Il y a deux semaines, j’ai participé à un atelier GEPA sur la vision d’entreprise.

La vision est la direction clairement définie ; vers laquelle le fondateur désire orienter son entreprise.

Pour exemple, Steve Jobs, fondateur d’Apple Inc., avait pour vision de mettre un ordinateur dans les mains de chacun. Il l’a accompli, en engageant les meilleurs de son domaine et en les gardant bien en phase avec sa stratégie d’entreprise.

Apple Inc. et bien d’autres entreprises, qui ont été propulsées par la vision du fondateur ont réussi à devenir un empire.

Cela dit, un changement du paradigme de l’entreprise pourrait bien être en cours. Selon l’expert en management Frederic LaLoux, guider une entreprise basé uniquement sur la vision du fondateur, crée une hiérarchie – avec le fondateur comme souverain et les employés comme serviteurs – qui n’est pas nécessaire au succès de l’entreprise.

Dans son livre « Reinventing Organizations » Laloux parle de centaines d’entreprises qui ont trouvé le succès en opérant comme un écosystème. En effet, une vision de l’entreprise n’est alors pas imposée et les idées des employés alimentent la stratégie. Constatant l’ampleur grandissante des méthodes moins rigoureuses telles que Lean ou Agile ; il est bon de se demander quels sont les avantages et les inconvénients de ces pratiques appliquées au monde du business.
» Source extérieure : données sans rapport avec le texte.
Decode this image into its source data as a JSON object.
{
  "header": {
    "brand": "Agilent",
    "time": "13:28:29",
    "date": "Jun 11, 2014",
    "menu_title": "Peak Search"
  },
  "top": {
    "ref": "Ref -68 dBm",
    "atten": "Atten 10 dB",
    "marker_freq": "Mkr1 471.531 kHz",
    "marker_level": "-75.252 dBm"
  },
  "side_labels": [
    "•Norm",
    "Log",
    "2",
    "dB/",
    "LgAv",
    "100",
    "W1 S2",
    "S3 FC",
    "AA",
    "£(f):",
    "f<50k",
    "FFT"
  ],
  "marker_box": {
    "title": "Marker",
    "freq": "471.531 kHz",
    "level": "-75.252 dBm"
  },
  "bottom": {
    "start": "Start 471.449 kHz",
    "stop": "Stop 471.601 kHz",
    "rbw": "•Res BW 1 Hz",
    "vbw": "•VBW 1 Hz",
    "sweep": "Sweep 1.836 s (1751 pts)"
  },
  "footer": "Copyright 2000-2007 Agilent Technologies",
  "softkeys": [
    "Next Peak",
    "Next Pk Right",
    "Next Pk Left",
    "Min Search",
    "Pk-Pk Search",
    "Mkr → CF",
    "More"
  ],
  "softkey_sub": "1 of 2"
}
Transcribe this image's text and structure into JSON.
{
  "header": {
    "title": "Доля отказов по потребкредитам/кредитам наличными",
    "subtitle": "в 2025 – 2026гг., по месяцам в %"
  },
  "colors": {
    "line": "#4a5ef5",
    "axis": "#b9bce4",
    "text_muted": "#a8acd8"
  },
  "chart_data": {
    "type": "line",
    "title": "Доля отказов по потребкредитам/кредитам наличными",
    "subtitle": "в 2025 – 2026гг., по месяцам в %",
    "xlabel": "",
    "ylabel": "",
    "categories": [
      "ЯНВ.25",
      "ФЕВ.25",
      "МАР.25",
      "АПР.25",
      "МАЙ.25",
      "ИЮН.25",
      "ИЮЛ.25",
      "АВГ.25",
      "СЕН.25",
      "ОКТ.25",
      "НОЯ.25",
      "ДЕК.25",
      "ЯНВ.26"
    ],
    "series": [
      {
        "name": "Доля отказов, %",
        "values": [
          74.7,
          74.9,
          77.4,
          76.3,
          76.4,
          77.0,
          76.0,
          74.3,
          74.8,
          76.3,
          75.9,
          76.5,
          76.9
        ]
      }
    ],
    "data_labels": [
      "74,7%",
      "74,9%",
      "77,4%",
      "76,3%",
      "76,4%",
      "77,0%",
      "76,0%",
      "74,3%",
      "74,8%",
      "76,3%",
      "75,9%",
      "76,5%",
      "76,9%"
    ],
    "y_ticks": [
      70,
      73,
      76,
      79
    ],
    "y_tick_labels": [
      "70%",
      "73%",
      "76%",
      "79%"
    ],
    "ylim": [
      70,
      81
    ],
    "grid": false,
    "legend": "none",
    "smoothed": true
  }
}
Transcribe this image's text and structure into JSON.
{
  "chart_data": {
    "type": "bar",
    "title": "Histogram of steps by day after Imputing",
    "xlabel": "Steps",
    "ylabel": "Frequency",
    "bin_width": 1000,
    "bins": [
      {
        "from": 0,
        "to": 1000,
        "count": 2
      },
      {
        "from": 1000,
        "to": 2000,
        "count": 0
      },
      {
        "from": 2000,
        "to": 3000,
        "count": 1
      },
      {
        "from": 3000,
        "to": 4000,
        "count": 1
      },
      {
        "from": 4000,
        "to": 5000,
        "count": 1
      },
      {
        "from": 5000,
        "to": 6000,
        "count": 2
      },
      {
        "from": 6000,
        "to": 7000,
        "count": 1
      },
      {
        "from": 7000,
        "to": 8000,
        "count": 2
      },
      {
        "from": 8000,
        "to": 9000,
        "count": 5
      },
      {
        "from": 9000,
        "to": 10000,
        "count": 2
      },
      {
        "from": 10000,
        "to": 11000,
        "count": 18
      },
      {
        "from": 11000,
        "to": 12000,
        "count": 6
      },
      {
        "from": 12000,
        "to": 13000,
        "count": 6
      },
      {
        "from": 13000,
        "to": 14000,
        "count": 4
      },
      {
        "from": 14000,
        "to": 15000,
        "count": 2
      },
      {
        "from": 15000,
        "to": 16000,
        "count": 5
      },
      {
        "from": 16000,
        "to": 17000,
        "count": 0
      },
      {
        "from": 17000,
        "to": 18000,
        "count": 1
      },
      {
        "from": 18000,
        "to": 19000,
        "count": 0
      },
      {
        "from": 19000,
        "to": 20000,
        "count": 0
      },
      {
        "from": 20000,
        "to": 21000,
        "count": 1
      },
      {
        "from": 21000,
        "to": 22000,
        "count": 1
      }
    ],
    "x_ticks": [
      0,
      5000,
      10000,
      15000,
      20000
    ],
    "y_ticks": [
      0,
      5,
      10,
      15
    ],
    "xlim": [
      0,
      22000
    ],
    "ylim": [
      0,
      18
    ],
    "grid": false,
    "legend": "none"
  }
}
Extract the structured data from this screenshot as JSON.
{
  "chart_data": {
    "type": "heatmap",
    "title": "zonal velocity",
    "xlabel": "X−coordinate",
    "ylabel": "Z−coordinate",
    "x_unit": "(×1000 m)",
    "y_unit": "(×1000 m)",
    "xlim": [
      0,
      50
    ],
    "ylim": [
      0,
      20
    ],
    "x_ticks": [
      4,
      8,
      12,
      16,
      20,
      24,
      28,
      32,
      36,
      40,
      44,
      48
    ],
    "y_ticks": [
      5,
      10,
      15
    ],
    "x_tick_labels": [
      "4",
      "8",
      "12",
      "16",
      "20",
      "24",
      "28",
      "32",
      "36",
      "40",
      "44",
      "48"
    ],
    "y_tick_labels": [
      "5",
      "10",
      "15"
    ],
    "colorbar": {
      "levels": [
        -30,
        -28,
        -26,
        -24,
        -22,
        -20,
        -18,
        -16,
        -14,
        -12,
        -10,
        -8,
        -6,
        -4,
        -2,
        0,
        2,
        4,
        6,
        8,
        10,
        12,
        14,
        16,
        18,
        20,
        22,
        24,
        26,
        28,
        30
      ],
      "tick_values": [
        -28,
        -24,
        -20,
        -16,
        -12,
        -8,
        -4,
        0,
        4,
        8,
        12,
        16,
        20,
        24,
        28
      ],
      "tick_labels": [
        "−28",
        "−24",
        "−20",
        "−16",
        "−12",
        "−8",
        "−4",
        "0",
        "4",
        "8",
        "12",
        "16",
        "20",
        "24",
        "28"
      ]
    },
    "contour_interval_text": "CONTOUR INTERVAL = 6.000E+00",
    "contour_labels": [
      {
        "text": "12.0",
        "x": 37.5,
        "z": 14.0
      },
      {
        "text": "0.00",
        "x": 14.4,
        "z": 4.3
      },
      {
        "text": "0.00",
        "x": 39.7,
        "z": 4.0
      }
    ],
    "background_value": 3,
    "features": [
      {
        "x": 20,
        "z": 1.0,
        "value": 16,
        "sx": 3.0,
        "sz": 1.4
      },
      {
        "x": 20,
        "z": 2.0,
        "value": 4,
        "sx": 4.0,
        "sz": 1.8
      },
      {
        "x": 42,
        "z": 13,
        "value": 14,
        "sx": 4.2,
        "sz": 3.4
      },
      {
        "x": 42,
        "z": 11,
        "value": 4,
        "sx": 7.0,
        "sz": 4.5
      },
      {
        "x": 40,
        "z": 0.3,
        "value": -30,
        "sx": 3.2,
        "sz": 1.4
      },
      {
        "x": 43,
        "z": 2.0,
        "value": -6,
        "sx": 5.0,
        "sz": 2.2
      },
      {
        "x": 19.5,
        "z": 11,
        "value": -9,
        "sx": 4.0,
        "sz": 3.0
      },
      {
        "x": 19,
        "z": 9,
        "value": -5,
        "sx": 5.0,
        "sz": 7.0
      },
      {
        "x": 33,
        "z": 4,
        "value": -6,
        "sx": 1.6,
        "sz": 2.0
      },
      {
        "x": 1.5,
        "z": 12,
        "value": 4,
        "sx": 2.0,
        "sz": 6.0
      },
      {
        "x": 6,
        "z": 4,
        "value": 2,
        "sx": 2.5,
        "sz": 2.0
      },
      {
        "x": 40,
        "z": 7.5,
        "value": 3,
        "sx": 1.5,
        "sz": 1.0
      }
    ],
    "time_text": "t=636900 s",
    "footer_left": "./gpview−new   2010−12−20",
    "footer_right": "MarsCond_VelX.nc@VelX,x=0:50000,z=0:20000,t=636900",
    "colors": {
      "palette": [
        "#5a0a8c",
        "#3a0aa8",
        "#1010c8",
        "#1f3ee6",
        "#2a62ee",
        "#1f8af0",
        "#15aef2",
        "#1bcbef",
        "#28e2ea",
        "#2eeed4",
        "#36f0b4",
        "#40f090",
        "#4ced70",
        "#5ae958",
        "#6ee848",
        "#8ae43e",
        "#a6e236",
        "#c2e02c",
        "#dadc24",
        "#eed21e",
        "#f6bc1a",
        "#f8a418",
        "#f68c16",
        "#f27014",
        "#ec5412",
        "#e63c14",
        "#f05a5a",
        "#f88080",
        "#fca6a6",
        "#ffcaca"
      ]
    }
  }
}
Quelles sont les appréhensions d’un business sans stratégie

Coté risques

  • Apprendre reste une des plus grande motivation, mais malheureusement on apprend en faisant des erreurs. Tout le monde n’est pas nécessairement pertinent dans tous les domaines, et cela peut engendre de mauvaises décisions.

Identité de la marque

  • L’image de marque peut devenir confuse et diminuer sa
  • La crédibilité avec les fournisseurs, les clients, les banques peut-être entachée.

Coté management

  • La direction pourrait se sentir inutile.
  • Certains employés pourraient refuser de définir l’avenir de l’entreprise car imposerait trop de responsabilités.
  • Vouloir tout faire est le meilleur moyen de ne rien accomplir.
  • Cela peut engendrer des conflits d’autorité.
  • Le porteur du projet pourrait être déçu en cas d’échec.
  • Difficile de garder le contrôle sur l’ensemble des initiatives.

 

La gestion du financement

  • Les budgets ne seraient plus maitrisés.
  • Les actionnaires pourraient ne plus faire confiance à l’équipe de direction.

 

Pourquoi écrire la stratégie à travers l’action

 

D’un point de vue stratégique

  • Une vision trop stricte peut évincer des opportunités à l’entreprise.
  • Une vision adaptable permet à l’entreprise de répondre aux différentes opportunités.
  • Le nombre d’idées grandissant contribue aux décisions de l’entreprise grâce à la participation de tous les employés et non pas seulement du management.
  • Etre à l’écoute des signaux faibles du marché ou des projets concurrents permet une meilleure réaction.

Coté management

  • La répartition des responsabilités allège l’équipe de management, et ainsi réduit la pression et le stress du PDG.
  • Les employés sont libres de définir leurs méthodologies de travail.
  • Transforme les taches imposées en objectifs délibérément choisis.
  • On note une meilleure réactivité, surtout dans les relations clients.

 

La créativité

  • Libère le potentiel des employés.
  • Développe l’intelligence collective.

Que faire?

 

Une entreprise bien établie pourrait trouver difficile de changer sa façon de travailler.

La situation pourrait être tout aussi délicate pour une entreprise débutante, qui pourrait se demander si elle a assez de temps et d’argent pour tester plusieurs hypothèses.

Au lieu de procéder à un changement radical, pourquoi ne pas évoluer graduellement, en commençant par exemple par un blog interne ?

Cela permettrait à l’équipe de management d’obtenir les impressions et les propositions des employés.

Que pensez-vous de cette nouvelle vision ?

Parler de vision ne serait-il pas simplement une façon de promouvoir une marque ou une entreprise ?

Et si la notion de vision n’était qu’un mythe ? De jolis contes d’entrepreneurs, diffusés qu’une fois accomplis.